Appalachian Folk Art Miniature Joe Byrnside Violin Fiddle

Folk Art Miniature Joe Byrnside Violin Fiddle




We discovered this sensitively made miniature violin at an antique “mall” east of Huntington, West Virginia in the middle 1980s. It was documented as being made by Joe Byrnside in Boone County, West Virginia, circa 1940s.

It is made of bent and carved wood, with decorative paint illustrating the maker’s signature J and B. The delicate metal “strings” are attached to the tail piece traveling over the bridge, up the neck and tightened over the tuning pegs. It also has F holes and a lovely scroll on which a short piece of old string, perhaps for hanging, is attached. The skill set shown indicates a true understanding of both the musical instrument as well as its construction. It is in excellent condition, all original to the maker’s vision and hand.

Measurements: approximately 12″ long x 3.5″ wide x 1.5″ tall

Seven Vintage John Deere and Farm Supply Advertising Bullet Pencils

farm bullet pencils

It is easy to date these vintage advertising bullet pencils as being from the 1940s and the 1950s. Some don’t even include phone digits, let alone the ubiquitous web urls we are now provided for businesses. Most of this group’s include a several digit number, which assumes a local connection for the user. These pencils were unique to an era.

They each have a “bullet” tip which when pulled out reveals the pencil with its protected, sharpened lead. The second segment of the pencil consists of the printed, early plastic cover with the eraser on the other end. These bullet pencils may be seen in photographs of farmers in their denim overalls. Each overall bib had a sewn area for a writing utensil such as a bullet pencil. These and similar bullet pencils were not only a savvy means of advertising for local, regional, or national advertising of farm equipment, seed, and other similar services, but a functional, if not necessary writing instrument back in the day.

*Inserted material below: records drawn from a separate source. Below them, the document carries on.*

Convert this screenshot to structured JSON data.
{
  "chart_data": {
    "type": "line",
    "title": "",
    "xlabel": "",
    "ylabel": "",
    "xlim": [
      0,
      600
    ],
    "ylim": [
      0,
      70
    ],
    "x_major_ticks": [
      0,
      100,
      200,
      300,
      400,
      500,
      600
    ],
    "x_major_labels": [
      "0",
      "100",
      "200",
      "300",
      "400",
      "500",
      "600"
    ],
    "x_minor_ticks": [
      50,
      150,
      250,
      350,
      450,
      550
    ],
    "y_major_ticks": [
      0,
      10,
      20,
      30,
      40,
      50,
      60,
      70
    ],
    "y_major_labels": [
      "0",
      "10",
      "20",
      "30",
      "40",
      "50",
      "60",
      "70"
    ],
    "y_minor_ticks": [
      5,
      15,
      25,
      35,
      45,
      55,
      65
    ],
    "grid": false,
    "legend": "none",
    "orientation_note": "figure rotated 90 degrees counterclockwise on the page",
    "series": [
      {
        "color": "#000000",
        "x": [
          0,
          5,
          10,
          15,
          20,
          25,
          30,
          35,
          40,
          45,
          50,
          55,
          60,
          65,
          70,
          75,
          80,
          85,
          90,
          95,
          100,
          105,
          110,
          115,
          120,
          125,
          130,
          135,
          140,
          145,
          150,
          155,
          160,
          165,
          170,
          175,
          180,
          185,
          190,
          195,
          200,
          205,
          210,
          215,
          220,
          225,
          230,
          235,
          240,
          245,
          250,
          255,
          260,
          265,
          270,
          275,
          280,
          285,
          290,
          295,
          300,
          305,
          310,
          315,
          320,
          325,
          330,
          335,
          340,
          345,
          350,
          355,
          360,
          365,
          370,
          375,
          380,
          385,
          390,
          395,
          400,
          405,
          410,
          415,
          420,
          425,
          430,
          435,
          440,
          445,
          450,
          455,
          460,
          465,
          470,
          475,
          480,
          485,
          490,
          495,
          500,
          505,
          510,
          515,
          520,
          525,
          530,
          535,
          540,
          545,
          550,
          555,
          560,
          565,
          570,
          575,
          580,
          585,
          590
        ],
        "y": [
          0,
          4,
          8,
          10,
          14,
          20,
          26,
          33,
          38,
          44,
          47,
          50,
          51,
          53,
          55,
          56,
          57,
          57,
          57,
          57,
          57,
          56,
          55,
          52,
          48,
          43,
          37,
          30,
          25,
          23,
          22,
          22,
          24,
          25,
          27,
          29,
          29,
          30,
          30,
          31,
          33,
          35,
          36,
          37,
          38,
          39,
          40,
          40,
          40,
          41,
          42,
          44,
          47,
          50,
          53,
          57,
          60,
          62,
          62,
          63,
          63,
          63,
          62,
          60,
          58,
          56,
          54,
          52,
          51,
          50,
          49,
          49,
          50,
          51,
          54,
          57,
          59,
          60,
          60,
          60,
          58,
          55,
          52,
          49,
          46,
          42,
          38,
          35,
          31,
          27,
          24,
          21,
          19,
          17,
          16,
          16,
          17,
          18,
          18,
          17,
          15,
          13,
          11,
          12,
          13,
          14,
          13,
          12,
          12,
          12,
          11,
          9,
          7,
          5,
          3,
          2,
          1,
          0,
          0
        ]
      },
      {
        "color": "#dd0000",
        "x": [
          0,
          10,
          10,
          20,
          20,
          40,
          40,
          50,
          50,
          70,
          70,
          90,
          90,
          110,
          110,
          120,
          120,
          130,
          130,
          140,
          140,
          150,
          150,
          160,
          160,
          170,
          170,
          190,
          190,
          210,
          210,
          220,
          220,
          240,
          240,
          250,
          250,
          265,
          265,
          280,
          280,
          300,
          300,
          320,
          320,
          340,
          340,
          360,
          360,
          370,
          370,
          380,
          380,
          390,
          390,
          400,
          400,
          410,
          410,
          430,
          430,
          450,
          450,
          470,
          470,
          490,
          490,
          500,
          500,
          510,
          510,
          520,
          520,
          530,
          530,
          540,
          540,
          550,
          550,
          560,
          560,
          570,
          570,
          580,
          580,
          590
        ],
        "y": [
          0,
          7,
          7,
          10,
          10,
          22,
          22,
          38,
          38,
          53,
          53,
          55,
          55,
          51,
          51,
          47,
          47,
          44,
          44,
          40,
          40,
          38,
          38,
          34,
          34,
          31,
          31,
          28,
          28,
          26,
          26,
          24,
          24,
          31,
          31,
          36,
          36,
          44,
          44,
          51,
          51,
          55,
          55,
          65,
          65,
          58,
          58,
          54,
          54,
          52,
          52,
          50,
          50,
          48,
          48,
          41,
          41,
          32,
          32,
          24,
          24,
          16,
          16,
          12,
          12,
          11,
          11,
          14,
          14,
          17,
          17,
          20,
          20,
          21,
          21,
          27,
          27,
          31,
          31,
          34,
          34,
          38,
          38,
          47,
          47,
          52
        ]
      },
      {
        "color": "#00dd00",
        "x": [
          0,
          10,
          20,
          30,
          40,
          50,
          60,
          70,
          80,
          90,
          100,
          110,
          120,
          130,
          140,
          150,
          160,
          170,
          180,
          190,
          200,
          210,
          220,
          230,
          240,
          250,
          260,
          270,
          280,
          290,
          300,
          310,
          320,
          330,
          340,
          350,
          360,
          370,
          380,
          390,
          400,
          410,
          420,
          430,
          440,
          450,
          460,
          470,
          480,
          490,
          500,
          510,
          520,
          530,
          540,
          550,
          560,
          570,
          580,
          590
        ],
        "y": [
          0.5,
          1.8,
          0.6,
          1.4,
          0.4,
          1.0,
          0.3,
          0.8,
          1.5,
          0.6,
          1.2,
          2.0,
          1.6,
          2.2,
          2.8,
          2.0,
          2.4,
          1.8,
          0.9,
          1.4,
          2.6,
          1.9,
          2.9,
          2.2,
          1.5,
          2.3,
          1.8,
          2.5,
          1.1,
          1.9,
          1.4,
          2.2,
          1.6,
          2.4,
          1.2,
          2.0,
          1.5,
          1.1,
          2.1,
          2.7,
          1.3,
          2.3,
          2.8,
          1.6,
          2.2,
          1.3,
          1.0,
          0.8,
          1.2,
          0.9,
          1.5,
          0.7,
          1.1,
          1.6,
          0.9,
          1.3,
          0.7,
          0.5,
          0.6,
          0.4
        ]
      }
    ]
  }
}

This is an instant collection on which to build for anyone interested in John Deere equipment, farming, writing instruments, or the history of advertising ephemera. Included are two John Deere (four legged deer). and one Pioneer Seed Corn bullet pencil. Two of the seven appear to have been lightly used or not used. Six are in very good vintage condition. We have included a seventh bullet pencil, this one from Stark Trucking. Although we could, no doubt, use a pliers to pull it open, we have not.

The full list and related companies or towns: John Deere/Wolf Sales Co., Scio, Ohio / John Deere Cedarville, Ohio / Welch HIGRADE Fertilizers / Pioneer Corn Co., Tipton, Ohio / Madison Farm Bureau, London, Ohio / C. E. Hill, “On the bank of the Deer Creek, Williamsport, Ohio / Stark Trucking, Fountanelle, Iowa

Measurements: approximately 4″ long x .5” wide

Vintage Carved and Painted Figures of a Man and Woman

Carved Couple

carved women

carved man

We discovered this wonderful pair of figures at the Heartland Antique Show in Richmond, Indiana in the middle 1990s. They had been brought to this nationally recognized show by a antique dealer from Iowa. She did not know the figures provenance but said she believed them to be from the late 30s to early 40s. They are delicate and beautifully carved with great skill exhibited in technique. The attire is well articulated, the man holds a hat behind his back. The hat must have been broken at some stage as it had been carefully glued together at the time of our purchase. The woman’s shoes have some loss of the black paint. She is also missing what we believe must have been a basket which rested upon her left hip. There is a small peg which juts from her hip, some absence of paint makes it apparent something had been applied and then painted. Her flaxen hair and some of her facial features have been sculpted from a composite material. Perhaps glue and sawdust? Both the male and female figure stand on their original stained bases, each approximately 4″ x 4.5″ x .5″ tall. The figures each stand approximately 10″ tall on their bases. Scribed in pencil on the bottom of the male figure’s base is “Seale,” nothing further was discovered about their origin.